Por outro lado, Maroon, que acabara de sair do escritório do Senhor, caminhava pelos corredores onde todas as velas haviam sido apagadas. Ele continuou a caminhar pelo castelo quando seus olhos acinzentados se franziram ao ver uma sombra passando pela cozinha. Caminhando em direção ao lugar, ele abriu a porta para encontrar Cynthia.
“Ah, Maroon. Eu estava indo pegar isso,” Cynthia puxou o jarro vazio em sua mão que ela estava prestes a encher. “Talvez você tenha achado que eu era uma empregada andando por aí de noite?”
“Elisa disse que ouviu uma mulher cantando no castelo, eu estava dando uma volta para ver se a cantora apareceria novamente,” respondeu Maroon passivamente, fazendo Cynthia sorrir.
“Você sabe que com sua maneira de falar, eu poderia confundi-lo com um boneco de madeira. Você falou de Elisa, como ela está indo no castelo?” Cynthia encheu o jarro enquanto ouvia Maroon falar,
“Ela está indo bem,” respondeu Maroon brevemente. Talvez mais do que bem, pensou Maroon após ver o sorriso alegre da humana quando ele passou por Elisa, que acabava de sair do quarto de Ian.
“Sei que ela deve não estar tão bem quanto aparenta. Perder membros da família nunca foi fácil, especialmente nas mãos dos feiticeiros das trevas, você sabe,” Cynthia olhou para o jarro que enchia com água e o reflexo de seu rosto estremeceu quando a água mexeu. “Salvo serem todos mortos até o último, esta terra nunca poderia estar em paz.” Uma certa frieza e hostilidade marcaram sua voz, que Cynthia não escondeu.

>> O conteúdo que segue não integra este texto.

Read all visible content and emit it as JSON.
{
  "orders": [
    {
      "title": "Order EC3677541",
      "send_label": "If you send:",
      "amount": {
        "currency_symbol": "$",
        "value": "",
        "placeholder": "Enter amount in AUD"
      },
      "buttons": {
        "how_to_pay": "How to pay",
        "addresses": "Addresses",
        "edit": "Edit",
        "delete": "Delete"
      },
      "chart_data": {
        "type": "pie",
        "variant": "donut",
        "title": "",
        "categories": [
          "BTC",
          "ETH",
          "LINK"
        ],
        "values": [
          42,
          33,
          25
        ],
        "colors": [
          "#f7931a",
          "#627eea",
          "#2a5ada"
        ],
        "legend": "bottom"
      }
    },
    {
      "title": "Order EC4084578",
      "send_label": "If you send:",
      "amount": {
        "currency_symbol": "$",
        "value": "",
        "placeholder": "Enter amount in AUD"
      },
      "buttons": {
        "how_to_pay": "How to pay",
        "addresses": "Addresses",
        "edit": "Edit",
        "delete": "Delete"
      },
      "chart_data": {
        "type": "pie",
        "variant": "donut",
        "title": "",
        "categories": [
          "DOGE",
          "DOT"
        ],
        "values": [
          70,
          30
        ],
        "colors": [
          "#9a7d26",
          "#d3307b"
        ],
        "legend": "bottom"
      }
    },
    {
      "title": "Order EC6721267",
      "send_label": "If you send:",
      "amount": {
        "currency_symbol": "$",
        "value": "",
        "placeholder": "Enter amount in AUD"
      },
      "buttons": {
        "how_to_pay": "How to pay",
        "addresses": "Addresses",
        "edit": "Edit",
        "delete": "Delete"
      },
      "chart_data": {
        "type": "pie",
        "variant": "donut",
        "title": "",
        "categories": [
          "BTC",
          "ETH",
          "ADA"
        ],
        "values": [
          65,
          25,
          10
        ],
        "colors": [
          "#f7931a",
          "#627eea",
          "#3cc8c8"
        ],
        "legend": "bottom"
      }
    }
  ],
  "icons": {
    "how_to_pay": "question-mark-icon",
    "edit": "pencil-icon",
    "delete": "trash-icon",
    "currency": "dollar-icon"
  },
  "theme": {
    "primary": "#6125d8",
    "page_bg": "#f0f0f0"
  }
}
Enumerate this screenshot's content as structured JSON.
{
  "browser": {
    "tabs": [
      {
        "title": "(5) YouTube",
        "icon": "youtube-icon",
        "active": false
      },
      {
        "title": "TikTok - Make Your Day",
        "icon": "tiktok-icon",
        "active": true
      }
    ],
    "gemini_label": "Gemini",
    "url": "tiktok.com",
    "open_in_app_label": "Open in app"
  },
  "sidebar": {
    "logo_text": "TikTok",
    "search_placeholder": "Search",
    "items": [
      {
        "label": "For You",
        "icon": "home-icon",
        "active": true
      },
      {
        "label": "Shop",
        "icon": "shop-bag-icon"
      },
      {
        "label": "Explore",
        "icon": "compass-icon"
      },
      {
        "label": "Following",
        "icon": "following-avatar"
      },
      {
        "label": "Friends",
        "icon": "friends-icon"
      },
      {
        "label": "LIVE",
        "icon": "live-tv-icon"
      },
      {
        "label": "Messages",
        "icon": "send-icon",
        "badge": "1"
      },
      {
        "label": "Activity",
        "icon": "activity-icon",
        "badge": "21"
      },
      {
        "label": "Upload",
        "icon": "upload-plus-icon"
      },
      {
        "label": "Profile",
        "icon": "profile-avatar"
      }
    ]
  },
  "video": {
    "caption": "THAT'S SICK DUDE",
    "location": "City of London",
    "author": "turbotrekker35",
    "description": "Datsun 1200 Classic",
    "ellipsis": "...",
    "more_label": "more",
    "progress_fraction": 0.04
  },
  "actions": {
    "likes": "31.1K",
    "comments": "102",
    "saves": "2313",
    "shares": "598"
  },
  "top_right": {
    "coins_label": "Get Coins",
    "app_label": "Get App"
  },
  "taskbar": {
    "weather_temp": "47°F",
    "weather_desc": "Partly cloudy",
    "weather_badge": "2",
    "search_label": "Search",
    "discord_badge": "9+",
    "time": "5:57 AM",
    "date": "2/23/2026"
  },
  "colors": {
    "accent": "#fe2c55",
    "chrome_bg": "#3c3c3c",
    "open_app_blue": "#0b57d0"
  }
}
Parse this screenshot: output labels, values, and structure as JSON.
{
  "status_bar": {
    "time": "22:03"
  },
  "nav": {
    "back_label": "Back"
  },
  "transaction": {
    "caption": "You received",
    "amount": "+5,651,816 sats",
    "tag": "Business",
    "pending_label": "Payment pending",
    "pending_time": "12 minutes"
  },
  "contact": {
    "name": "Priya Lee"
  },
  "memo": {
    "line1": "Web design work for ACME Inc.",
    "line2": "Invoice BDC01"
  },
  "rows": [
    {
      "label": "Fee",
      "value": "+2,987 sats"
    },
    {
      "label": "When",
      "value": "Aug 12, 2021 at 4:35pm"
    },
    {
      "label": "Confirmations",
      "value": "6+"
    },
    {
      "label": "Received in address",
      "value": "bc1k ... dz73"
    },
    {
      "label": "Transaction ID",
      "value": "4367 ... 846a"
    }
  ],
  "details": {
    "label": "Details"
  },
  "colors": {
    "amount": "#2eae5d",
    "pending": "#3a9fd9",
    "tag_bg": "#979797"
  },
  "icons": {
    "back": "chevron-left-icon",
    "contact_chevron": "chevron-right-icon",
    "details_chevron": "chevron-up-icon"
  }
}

Maroon sabia do que a mulher falava. Sua família havia sido toda morta nas mãos dos feiticeiros das trevas e sua raiva havia se enraizado desde então. “Eu não sei sobre a morte da família,” respondeu Maroon, “Eu nunca tive uma.”
Cynthia esboçou um pequeno sorriso e caminhou até o lado de Maroon, colocando a mão em seus ombros, “Você a teve dura assim como Austin e eu, e todos os outros. Vou indo agora, boa noite.”
Maroon fez uma reverência em resposta. Depois, deixou o local para caminhar pelo restante dos corredores quando seus olhos se voltaram para o teto onde havia um padrão entalhado. Dez anos atrás, o castelo não tinha esse tipo de padrão. Foi após as Anises Negras que vieram ao castelo, matando quase metade dos empregados do castelo e quase matando Elisa, que Ian criou o padrão usando sua mágica.
No início, Maroon pensou que Elisa seria apenas mais uma pessoa que passaria pela vida de Ian, como as demais mulheres que haviam se envolvido com ele no passado. Mas agora ele tinha certeza, depois de ver o que aconteceu hoje, que a humana deixaria um impacto maior na vida de Ian e ele esperava que esse impacto não fosse pelo lado negativo. Senão, “eu teria que matá-la,” sussurrou Maroon, que então deixou o corredor, batendo os sapatos no chão onde sua sombra falhou em aparecer.